Ferris Bueller's Day Off - Production - Filming

Filming

"Chicago is what I am", said Hughes. "A lot of Ferris is sort of my love letter to the city. And the more people who get upset with the fact that I film there, the more I'll make sure that's exactly where I film. It's funny—nobody ever says anything to Woody Allen about always filming in New York. America has this great reverence for New York. I look at it as this decaying horror pit. So let the people in Chicago enjoy Ferris Bueller."

For the film, Hughes got the chance to take a more expansive look at the city he grew up in. "We took a helicopter up the Chicago River. This is the first chance I'd really had to get outside while making a movie. Up to this point, the pictures had been pretty small. I really wanted to capture as much of Chicago as I could, not just the architecture and the landscape, but the spirit."

Shooting began in Chicago just after Labor Day weekend, on Monday, September 9, 1985. In late October 1985, the production moved to Los Angeles; shooting ended on Friday, November 22. The Von Steuben Day Parade scene was filmed on Saturday, September 28. The majority of the film was shot in and around New Trier High School's Freshman campus in Northfield, formerly known as New Trier West. Scenes were also filmed at several locations in downtown Chicago and Winnetka (Ferris's home, his mother's real estate office, etc.). Many of the other scenes were filmed in Northbrook, Illinois, including at Glenbrook North High School, on School Drive, the famous long curvy street on which Glenbrook North and neighboring Maple Middle School are situated. Many students at the school served as extras. Most of the school's interior shots were filmed at the shuttered Maine North High School. The exterior of Ferris's house is located at 4160 Country Club Drive, Long Beach, California.
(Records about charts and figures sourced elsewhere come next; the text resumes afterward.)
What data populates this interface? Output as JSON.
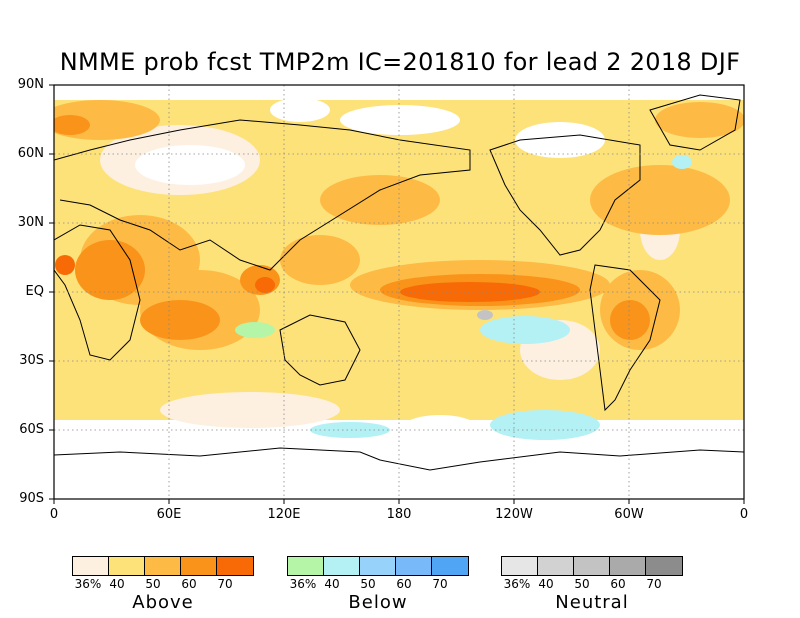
{
  "title": "NMME prob fcst TMP2m IC=201810 for lead 2 2018 DJF",
  "lat_labels": [
    "90N",
    "60N",
    "30N",
    "EQ",
    "30S",
    "60S",
    "90S"
  ],
  "lon_labels": [
    "0",
    "60E",
    "120E",
    "180",
    "120W",
    "60W",
    "0"
  ],
  "legends": [
    {
      "name": "Above",
      "ticks": [
        "36%",
        "40",
        "50",
        "60",
        "70"
      ],
      "colors": [
        "#fdf0e0",
        "#fde27a",
        "#fdbb45",
        "#fa9319",
        "#f76a06"
      ]
    },
    {
      "name": "Below",
      "ticks": [
        "36%",
        "40",
        "50",
        "60",
        "70"
      ],
      "colors": [
        "#b4f5a8",
        "#b3f1f5",
        "#96d2fa",
        "#78b9fa",
        "#50a5f5"
      ]
    },
    {
      "name": "Neutral",
      "ticks": [
        "36%",
        "40",
        "50",
        "60",
        "70"
      ],
      "colors": [
        "#e6e6e6",
        "#d2d2d2",
        "#c3c3c3",
        "#aaaaaa",
        "#8c8c8c"
      ]
    }
  ],
  "colors": {
    "land_outline": "#000000",
    "grid": "#888888",
    "antarctica": "#ffffff"
  }
}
The modernist house of Cameron Frye is located at 370 Beech Street, Highland Park, Illinois 60035, known as Ben Rose House designed by architects A. James Speyer, who designed the main building in 1954, and David Haid, who designed the pavilion in 1974, and once owned by photographer Ben Rose. Ben Rose had a car collection in the pavilion, as Cameron's father has the Ferrari 250 GT California in the same pavilion in the movie. According to Lake Forest College art professor Franz Shulze, during the filming of the Ferrari-crashing-through-the-garage-window sequence Haid explained to Hughes that he could prevent the car from damaging the rest of the pavilion. Haid fixed connections in the wall and the building remained intact. Haid said to Hughes afterward, "you owe me $25,000", which Hughes paid. Other scenes were shot in Chicago, River Forest, Oak Park, Northbrook, Highland Park, Glencoe and Winnetka, Lake Forest and Long Beach, California.

A passionate Beatles fan, Hughes makes multiple references to them and John Lennon in the script. During filming, Hughes "listened to The White Album every single day for fifty-six days". Hughes also pays tribute to his childhood hero Gordie Howe with Cameron's Detroit Red Wings jersey. "I sent them the jersey", said Howe. "It was nice seeing the No. 9 on the big screen."